Bu cümle onların söylediklerinin red ve tekzibi niteliğindedir. (Ebüssuûd)
بَلْ ıdrâb edatıdır. Idrâb, sözlükte “dönüş yapmak, vaz geçmek” demektir. Bir yanlışı veya hatayı düzeltme amacıyla kullanılabildiği gibi, bir konudan diğerine geçiş için de kullanılabilir. Sîbeveyh; بَلْ ,sözdeki bir şeyi bırakıp başka bir şeyi almak içindir diyerek bu edatın işlevini ifade etmiştir. er-Rummânî بَلْ edatını “sözdeki ilk kısımdan vazgeçip ikinciyi zorunlu kılmaktır” şeklinde tanımlamıştır. (Arap Dilinde Edatların Metinde Kurduğu Anlamsal İlişkiler (Doktora Tezi) Abdullah Hacıbekiroğlu)

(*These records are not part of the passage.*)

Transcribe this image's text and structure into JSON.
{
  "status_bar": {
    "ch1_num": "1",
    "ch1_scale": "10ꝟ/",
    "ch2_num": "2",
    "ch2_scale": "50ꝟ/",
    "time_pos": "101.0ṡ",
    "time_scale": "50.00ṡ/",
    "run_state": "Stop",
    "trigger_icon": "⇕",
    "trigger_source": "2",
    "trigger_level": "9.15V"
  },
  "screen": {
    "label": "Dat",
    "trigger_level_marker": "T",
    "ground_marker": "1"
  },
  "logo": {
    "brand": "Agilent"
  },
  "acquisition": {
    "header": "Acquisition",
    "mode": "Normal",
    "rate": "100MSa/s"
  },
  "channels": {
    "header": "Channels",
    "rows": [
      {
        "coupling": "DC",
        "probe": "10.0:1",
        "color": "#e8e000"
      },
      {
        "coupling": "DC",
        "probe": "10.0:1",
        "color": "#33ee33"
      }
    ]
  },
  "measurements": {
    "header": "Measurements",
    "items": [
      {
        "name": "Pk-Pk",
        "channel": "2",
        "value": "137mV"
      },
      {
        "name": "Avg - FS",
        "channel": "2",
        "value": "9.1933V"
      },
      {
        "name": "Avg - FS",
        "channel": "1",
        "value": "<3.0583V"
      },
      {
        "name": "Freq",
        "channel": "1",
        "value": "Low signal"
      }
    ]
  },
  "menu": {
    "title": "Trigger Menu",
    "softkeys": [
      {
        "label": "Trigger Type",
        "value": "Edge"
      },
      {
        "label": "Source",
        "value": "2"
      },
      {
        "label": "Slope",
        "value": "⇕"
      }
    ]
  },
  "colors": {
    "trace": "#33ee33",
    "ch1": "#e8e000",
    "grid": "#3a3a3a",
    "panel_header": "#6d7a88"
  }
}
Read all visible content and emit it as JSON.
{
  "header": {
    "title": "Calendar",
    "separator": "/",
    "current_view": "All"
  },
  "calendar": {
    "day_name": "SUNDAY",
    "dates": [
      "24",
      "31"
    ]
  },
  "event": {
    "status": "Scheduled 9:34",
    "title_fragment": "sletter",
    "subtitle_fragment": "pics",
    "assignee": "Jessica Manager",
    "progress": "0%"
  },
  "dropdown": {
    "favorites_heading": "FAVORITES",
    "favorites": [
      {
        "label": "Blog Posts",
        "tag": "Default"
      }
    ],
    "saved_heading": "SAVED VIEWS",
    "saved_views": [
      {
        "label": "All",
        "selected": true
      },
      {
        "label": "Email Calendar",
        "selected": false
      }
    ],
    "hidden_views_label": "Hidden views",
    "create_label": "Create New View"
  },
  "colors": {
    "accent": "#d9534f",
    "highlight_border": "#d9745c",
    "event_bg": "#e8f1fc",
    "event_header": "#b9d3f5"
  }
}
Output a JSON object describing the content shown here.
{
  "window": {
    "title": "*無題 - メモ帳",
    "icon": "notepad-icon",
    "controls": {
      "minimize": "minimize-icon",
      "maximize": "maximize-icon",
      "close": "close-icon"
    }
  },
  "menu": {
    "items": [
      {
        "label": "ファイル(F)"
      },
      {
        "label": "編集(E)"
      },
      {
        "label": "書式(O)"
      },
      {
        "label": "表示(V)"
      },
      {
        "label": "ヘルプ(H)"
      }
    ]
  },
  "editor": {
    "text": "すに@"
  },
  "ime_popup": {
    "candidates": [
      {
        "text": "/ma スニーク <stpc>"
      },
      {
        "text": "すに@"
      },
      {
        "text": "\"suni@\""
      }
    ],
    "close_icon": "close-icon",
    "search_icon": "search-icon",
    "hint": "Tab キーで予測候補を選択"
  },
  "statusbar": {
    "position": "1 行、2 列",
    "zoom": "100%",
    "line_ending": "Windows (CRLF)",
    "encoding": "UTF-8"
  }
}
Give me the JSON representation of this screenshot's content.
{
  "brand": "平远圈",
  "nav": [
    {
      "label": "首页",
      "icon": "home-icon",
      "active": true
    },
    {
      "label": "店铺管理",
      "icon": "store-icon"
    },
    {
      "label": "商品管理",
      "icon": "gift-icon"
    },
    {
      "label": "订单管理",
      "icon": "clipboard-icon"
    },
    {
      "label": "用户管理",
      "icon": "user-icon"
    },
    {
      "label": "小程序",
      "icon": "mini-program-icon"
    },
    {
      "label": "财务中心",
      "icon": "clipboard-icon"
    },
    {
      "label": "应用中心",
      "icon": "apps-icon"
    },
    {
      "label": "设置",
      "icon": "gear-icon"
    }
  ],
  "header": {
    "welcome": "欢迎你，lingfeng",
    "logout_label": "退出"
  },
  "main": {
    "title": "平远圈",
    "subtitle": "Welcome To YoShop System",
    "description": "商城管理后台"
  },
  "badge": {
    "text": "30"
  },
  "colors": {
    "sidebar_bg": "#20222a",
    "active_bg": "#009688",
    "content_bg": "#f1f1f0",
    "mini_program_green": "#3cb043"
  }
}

بِكُفْرِهِمْ ’deki sebebiyyet bildiren بِ harfi, yapışma manasıyla onların küfrünün bünyelerine adeta sinmiş olduğunu ifade eder.
لَعَنَهُمُ اللّٰهُ fiil cümlesinde takdim-tehir vardır. Mef’ûl önemine binaen öne geçmiştir.
هُمْ ‘lerde cinas, reddü’l-acüz ale’s-sadr sanatları vardır.
فَقَل۪يلًا مَا يُؤْمِنُونَ
فَ istînâfiyyedir. Ayetin son cümlesi muzari fiil sıygasıyla gelmiş faide-i haber talebî kelamdır. Zaid olan مَا harfi cümleyi tekid etmiştir.
قَل۪يلًا kelimesi fiilin mukaddem mef’ûlüdür. Bu takdim ve kelimedeki tenvin, kılletin adem (yokluk) manasında olduğunu destekler.
بِكُفۡرِهِمۡ ile يُؤْمِنُونَ arasında tıbâk-ı îcab vardır.
مَا edatı zaiddir, azlığı abartmak için getirilmiştir. O da kitabın bir kısmına iman etmeleridir. Azlıktan, yokluk (imanlarının hiç olmadığı) da murad edilmiştir, denilmiştir. (Beyzâvî-Ebüssuûd)
Sayfadaki ayetlerin fasılalarındaki ونَ harflerinde lüzum ma-la yelzem sanatları vardır.
Kur’an-ı Kerim’deki bütün sayfaların ayet sonlarındaki ahenk, okuyanın gönlünü fethetmektedir.